Kurier

Der Tote mit dem falschen Namen

Wer ist Peter Bergmann? 2009 tauchte er plötzlich in Irland auf, vier Tage später war er tot. Eine Spurensuch­e

- VON YVONNE WIDLER

Es war 6.50 Uhr in der Früh als Arthur Kinsella den eiskalten Fuß des Mannes abtastete und realisiert­e, dass der Gefundene tot war. Kinsella hatte in seinem Leben schon viel gesehen, doch eine Leiche am Strand zu finden, versetzte ihn in einen Schock. Auf so etwas könne man nicht vorbereite­t sein. „Diesen 16. Juni 2009 werde ich nie vergessen.“Das Gesicht des unbekannte­n Mannes lag nach unten gedreht im Sand. „Ich dachte, der Arme war wohl ertrunken und ist angespült worden.“

Der erste Polizist vor Ort wird sagen, dass der Mann allem Anschein nach nicht lange unter Wasser war. Außerdem wird im Protokoll stehen, dass der Tote für einen Schwimmer sehr seltsam gekleidet war: eine Badehose, darüber eine Unterhose und ein dunkelblau­es T-Shirt, am Armgelenk eine Uhr. Er hatte nichts bei sich, das Rückschlus­s auf seine Identität zuließ. Kinsella sagt, er hatte sofort gespürt, dass bei dem Mann etwas nicht stimmte.

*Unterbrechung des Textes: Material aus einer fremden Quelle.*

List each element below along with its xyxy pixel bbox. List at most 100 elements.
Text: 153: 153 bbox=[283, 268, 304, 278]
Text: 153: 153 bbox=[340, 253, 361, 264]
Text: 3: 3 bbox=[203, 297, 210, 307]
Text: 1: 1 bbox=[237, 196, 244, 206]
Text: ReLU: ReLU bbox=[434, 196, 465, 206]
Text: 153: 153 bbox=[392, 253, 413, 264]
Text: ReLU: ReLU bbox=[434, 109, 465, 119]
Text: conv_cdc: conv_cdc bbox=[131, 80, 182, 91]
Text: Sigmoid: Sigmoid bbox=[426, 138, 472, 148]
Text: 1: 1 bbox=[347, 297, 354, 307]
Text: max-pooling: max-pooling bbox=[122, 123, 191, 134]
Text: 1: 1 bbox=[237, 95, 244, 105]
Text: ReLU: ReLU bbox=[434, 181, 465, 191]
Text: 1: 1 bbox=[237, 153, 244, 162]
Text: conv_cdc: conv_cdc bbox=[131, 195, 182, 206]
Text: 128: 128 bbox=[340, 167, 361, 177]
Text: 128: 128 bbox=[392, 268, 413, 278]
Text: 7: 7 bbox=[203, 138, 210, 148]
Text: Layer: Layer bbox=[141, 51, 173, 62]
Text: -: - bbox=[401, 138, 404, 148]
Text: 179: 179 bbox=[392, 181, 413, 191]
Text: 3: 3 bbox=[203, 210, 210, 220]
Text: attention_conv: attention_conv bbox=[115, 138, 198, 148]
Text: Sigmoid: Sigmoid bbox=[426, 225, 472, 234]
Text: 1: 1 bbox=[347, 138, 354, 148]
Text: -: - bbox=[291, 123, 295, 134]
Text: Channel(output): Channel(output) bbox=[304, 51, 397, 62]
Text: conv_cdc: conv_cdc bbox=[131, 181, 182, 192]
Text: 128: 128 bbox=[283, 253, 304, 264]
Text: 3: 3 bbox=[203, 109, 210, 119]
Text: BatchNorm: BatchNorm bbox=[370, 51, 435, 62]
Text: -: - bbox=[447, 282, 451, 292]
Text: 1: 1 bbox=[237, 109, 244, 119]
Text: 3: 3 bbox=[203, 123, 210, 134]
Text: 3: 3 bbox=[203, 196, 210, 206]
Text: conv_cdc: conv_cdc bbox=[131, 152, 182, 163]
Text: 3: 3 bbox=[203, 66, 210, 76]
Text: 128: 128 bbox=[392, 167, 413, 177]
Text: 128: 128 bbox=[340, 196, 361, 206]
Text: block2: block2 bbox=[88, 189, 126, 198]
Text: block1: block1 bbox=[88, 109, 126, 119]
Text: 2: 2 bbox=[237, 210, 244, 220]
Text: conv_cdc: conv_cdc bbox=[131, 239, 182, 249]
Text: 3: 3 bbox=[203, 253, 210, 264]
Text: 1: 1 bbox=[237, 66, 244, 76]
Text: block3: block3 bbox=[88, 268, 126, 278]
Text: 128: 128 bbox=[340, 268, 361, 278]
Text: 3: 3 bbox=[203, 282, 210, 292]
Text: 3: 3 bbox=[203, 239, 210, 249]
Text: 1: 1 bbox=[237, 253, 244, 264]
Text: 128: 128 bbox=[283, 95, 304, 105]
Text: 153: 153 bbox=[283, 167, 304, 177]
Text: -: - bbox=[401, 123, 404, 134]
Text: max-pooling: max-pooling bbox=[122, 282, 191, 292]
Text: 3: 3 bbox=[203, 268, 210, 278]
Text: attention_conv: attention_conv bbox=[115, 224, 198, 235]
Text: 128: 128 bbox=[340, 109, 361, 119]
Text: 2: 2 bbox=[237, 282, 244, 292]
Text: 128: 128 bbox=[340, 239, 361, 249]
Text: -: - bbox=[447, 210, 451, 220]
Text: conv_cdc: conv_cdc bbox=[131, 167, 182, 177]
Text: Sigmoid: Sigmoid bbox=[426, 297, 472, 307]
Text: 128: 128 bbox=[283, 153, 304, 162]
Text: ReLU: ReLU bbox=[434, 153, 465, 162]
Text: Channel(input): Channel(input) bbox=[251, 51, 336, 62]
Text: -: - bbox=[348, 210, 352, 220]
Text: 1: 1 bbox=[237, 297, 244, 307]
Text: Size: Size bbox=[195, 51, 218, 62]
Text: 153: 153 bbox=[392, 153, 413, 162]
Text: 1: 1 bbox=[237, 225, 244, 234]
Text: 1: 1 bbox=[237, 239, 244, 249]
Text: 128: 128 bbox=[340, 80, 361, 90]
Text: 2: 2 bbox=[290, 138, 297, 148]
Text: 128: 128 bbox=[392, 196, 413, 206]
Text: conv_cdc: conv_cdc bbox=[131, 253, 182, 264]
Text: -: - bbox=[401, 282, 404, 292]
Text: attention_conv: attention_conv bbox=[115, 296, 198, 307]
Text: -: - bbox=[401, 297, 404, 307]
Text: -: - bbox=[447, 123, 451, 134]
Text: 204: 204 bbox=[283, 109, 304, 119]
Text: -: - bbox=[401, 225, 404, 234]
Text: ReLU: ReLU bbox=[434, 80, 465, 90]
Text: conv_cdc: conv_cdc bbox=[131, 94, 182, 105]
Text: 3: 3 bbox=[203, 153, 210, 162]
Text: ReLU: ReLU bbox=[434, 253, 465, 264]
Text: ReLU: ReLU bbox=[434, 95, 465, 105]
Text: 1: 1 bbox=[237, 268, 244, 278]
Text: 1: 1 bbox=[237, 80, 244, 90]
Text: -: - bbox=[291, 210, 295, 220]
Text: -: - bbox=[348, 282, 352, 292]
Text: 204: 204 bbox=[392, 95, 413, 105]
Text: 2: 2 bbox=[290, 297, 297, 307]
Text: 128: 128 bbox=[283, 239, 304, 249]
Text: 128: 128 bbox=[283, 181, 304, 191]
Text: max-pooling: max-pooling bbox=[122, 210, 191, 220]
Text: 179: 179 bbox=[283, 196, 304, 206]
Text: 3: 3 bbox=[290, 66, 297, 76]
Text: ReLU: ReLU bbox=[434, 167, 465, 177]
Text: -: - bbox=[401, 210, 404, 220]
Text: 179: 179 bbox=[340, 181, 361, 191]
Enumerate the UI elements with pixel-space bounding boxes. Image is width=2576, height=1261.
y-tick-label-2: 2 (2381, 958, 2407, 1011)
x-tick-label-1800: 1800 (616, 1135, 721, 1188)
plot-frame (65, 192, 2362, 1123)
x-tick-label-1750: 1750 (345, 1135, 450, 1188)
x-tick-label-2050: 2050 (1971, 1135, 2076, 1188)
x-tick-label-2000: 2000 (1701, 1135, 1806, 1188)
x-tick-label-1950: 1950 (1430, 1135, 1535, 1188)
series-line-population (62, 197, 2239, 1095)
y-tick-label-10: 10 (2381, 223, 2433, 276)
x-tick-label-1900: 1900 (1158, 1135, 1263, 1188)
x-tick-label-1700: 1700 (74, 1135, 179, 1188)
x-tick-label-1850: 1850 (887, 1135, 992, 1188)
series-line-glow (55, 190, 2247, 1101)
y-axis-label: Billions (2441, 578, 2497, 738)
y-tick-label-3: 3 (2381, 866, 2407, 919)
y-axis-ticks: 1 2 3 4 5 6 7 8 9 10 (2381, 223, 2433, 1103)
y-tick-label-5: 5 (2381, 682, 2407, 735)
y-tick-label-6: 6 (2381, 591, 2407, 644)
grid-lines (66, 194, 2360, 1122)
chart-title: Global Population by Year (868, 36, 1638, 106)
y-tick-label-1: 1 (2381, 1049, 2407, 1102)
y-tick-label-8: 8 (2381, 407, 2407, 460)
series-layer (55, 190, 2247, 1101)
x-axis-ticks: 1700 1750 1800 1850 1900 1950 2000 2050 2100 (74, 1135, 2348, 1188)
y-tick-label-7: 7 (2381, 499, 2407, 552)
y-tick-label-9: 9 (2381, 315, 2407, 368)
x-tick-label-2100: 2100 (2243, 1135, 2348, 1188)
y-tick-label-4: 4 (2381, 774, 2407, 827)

Dass der Tote jedoch noch zahlreiche Rätsel aufgeben wird, war ihm zu diesem Zeitpunkt noch nicht klar. Die letzten Tage des Toten konnten mithilfe von Überwachun­gsmaterial teilweise rekonstrui­ert werden. Die Fragen rund um den Unbekannte­n werden dadurch aber nicht weniger. Ganz im Gegenteil. Die Spuren führen auch nach Österreich.

Er war plötzlich da

Niemand kann heute sagen, wie der hagere, weißhaarig­e Mann nach Nordirland gekommen ist. Es gibt keinen Hinweis auf seine Einreise. Am 12. Juni 2009 wurde er jedenfalls das erste Mal von Überwachun­gskameras gefilmt: Er wartete an einer Busstation im nordirisch­en Derry, um dann hinab in die irische Küstenstad­t Sligo zu fahren. Ein wunderschö­nes Städtchen an der rauen Nordatlant­ikküste. Der Mann trug eine Brille. Eine schwarze Laptoptasc­he und eine schwarze Reisetasch­e hingen um seine Schultern. In Sligo angekommen, rief er ein Taxi und bat den Fahrer, ihn zu einem günstigen Hotel zu führen. Um 18.25 Uhr checkte der Mann im Sligo City Hotel ein und registrier­te sich dort unter dem Namen Peter Bergmann.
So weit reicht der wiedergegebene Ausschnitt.